Nora Tynan was born as one of twelve children of Andrew Cullen Tynan and Elizabeth Tynan (née Reilly). Like her older sister Katharine, she was educated at the Dominican convent of St. Catherine of Siena in Drogheda.[1] From an early age, she showed artistic inclinations, especially the ability to paint flowers. Flowers were also a favourite subject of her youthful poems, and floral motifs are prominent in her later works.
On 29 April 1895, Nora married John O'Mahony from Cork, a journalist with the Irish Independent since 1891. The couple lived first near Whitehall in Dublin, then in Drumcondra. After her husband's death on 28 November 1904,[2] the family moved to Tallaght.

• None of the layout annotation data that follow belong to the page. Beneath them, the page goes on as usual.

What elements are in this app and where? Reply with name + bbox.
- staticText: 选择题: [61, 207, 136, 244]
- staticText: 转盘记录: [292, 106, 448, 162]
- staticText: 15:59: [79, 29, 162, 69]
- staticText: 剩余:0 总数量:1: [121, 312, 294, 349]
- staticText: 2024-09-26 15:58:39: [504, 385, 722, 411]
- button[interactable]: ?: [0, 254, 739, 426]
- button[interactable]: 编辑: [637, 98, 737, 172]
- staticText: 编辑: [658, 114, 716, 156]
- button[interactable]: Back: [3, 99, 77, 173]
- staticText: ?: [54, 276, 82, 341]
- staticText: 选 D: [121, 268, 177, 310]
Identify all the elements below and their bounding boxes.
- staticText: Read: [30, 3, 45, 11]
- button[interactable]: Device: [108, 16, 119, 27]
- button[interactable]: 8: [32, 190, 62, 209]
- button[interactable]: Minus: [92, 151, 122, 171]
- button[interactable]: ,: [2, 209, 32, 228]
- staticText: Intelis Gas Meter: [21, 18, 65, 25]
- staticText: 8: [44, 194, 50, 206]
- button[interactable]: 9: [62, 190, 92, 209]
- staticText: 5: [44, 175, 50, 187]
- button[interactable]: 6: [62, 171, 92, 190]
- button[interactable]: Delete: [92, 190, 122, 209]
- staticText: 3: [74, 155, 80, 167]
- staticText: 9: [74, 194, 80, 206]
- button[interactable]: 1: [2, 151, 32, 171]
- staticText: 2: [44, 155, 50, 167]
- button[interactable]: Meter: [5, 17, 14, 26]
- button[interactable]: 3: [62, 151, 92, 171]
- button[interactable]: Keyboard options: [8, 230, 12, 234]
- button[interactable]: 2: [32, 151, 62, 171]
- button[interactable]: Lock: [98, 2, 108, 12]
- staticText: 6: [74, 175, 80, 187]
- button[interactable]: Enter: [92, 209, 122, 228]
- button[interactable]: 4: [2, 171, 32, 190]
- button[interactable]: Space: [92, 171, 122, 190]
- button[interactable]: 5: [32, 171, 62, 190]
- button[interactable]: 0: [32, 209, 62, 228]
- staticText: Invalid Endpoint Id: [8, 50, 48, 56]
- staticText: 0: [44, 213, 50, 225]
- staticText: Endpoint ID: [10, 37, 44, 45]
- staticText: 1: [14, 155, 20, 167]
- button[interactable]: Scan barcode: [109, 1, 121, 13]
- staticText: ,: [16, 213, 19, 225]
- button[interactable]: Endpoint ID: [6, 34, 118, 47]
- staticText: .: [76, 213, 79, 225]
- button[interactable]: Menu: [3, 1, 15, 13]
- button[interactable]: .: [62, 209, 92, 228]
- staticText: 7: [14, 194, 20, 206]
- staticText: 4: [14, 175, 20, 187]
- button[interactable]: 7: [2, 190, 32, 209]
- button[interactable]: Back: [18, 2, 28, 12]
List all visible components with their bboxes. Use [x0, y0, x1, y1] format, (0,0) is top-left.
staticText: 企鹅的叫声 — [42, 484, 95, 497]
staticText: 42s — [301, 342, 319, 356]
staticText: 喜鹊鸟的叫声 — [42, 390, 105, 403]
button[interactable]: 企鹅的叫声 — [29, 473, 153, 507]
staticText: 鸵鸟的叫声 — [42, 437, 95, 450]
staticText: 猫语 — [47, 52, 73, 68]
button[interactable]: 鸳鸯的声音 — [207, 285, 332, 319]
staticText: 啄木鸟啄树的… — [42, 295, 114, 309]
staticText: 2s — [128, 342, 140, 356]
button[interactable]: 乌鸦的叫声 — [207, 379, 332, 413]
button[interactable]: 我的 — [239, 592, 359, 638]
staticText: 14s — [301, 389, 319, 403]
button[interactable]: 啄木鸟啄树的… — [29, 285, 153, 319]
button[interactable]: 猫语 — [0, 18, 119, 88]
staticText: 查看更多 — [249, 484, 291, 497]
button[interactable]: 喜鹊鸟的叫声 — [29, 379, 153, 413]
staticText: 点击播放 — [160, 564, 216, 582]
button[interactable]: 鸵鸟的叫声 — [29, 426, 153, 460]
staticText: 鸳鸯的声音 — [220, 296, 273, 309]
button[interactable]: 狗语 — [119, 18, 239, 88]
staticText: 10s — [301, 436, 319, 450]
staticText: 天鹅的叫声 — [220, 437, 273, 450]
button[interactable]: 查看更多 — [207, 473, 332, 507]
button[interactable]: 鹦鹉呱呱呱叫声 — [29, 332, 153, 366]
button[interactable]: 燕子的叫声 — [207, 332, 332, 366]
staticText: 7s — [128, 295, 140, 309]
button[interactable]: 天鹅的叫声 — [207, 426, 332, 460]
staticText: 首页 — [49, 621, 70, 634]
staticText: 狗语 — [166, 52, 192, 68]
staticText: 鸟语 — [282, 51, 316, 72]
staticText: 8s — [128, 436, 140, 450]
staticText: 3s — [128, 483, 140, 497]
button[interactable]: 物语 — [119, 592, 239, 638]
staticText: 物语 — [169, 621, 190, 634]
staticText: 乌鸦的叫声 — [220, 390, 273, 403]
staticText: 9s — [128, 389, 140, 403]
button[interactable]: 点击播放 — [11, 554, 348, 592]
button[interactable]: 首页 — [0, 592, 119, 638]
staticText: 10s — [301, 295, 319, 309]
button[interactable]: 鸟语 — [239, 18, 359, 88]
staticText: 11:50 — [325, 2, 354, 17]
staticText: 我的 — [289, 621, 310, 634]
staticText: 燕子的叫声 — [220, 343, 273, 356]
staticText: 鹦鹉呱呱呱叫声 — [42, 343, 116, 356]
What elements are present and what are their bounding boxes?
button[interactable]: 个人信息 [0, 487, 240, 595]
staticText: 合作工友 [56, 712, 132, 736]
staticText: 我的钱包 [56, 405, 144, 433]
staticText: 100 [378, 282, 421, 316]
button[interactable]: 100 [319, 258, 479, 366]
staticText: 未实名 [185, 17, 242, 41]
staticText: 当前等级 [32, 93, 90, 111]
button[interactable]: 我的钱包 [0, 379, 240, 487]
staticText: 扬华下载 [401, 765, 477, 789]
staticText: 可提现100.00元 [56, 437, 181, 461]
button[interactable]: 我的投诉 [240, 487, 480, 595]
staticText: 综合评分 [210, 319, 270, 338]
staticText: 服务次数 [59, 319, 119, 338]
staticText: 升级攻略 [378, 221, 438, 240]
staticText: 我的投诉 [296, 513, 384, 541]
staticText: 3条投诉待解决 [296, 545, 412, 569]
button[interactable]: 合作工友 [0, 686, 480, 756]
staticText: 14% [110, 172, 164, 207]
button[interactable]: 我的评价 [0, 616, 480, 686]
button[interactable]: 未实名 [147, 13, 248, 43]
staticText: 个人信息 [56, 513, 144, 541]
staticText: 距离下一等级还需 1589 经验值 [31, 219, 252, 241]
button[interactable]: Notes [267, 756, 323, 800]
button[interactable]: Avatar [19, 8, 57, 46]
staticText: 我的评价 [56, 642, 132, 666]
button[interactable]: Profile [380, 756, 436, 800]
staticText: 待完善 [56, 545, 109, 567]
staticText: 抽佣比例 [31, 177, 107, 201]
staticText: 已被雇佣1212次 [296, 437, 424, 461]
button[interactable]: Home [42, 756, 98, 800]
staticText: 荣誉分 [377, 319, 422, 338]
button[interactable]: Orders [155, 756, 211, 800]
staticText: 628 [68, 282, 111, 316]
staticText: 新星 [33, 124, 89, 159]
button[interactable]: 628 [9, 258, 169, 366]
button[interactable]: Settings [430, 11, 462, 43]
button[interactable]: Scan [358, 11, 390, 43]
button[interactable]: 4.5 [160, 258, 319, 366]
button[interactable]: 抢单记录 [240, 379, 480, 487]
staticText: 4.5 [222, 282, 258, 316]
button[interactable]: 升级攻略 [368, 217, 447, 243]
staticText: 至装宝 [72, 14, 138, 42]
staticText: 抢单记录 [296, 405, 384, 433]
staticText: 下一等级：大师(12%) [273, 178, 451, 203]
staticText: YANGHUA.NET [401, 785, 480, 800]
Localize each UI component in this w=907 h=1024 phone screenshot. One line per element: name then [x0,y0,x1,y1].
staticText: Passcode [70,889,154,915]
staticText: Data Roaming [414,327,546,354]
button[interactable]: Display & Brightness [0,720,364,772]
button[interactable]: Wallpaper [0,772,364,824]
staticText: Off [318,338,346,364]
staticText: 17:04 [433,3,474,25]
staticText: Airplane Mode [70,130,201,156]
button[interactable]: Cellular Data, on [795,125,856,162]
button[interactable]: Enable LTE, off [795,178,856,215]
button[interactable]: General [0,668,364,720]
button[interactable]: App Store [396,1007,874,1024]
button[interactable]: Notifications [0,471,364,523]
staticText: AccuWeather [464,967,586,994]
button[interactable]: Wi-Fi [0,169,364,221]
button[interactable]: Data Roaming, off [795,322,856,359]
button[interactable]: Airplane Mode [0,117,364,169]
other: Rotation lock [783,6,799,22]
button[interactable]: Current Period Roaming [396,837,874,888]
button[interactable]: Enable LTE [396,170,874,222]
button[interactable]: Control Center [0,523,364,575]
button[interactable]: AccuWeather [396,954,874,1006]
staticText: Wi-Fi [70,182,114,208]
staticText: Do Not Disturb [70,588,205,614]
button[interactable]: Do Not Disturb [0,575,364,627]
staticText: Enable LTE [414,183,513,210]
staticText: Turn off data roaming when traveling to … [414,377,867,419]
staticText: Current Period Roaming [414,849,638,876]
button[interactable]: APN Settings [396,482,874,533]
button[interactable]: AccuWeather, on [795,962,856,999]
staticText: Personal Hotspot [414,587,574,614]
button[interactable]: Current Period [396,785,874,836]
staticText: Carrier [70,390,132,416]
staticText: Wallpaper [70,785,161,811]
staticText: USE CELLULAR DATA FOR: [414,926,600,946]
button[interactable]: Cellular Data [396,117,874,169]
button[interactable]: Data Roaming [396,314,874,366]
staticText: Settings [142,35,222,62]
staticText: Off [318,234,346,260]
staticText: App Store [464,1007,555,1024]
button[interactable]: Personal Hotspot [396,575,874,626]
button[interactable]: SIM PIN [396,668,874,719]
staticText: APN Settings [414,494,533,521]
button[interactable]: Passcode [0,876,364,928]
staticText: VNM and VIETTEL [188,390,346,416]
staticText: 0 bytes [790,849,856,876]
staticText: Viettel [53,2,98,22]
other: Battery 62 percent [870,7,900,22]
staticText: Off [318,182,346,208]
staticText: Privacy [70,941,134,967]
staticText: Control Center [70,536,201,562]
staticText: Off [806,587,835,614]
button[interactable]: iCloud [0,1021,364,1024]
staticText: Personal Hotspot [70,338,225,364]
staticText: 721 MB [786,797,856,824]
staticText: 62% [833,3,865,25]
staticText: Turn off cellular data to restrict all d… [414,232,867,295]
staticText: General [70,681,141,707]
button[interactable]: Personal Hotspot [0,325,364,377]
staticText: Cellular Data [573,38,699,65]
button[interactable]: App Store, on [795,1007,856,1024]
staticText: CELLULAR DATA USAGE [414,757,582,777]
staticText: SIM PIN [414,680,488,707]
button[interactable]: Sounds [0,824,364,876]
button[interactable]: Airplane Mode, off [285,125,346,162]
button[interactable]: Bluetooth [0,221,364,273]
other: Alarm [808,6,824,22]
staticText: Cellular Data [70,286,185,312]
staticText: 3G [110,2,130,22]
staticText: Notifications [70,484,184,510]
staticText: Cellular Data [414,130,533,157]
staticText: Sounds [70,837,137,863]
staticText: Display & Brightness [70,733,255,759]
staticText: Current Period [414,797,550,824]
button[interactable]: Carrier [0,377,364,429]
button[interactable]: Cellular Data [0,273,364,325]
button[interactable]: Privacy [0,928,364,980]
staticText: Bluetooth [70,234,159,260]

Possibly Nora O'Mahony's first published work was the short story The Magpie, which appeared in the New Ireland Review in April 1903. In January the following year, her poem "A city of exile" appeared in the Irish Monthly, after which she regularly published poems in this magazine until June 1931. Her poems also appeared in other Irish, English and American magazines, including in the Pall Mall Gazette. The first prose works appeared in Social Review; her article "Neglect of Irish writers" appeared in The Catholic World (April 1908). She was also editor of the Freeman's Journal.
The marriage of Nora and John O'Mahony had three sons including Gerard "Cully" Tynan O'Mahony, the managing editor of The Irish Times and father of comedian Dave Allen.[3] [4]
Nora O'Mahony died in Dublin on 13 December 1954.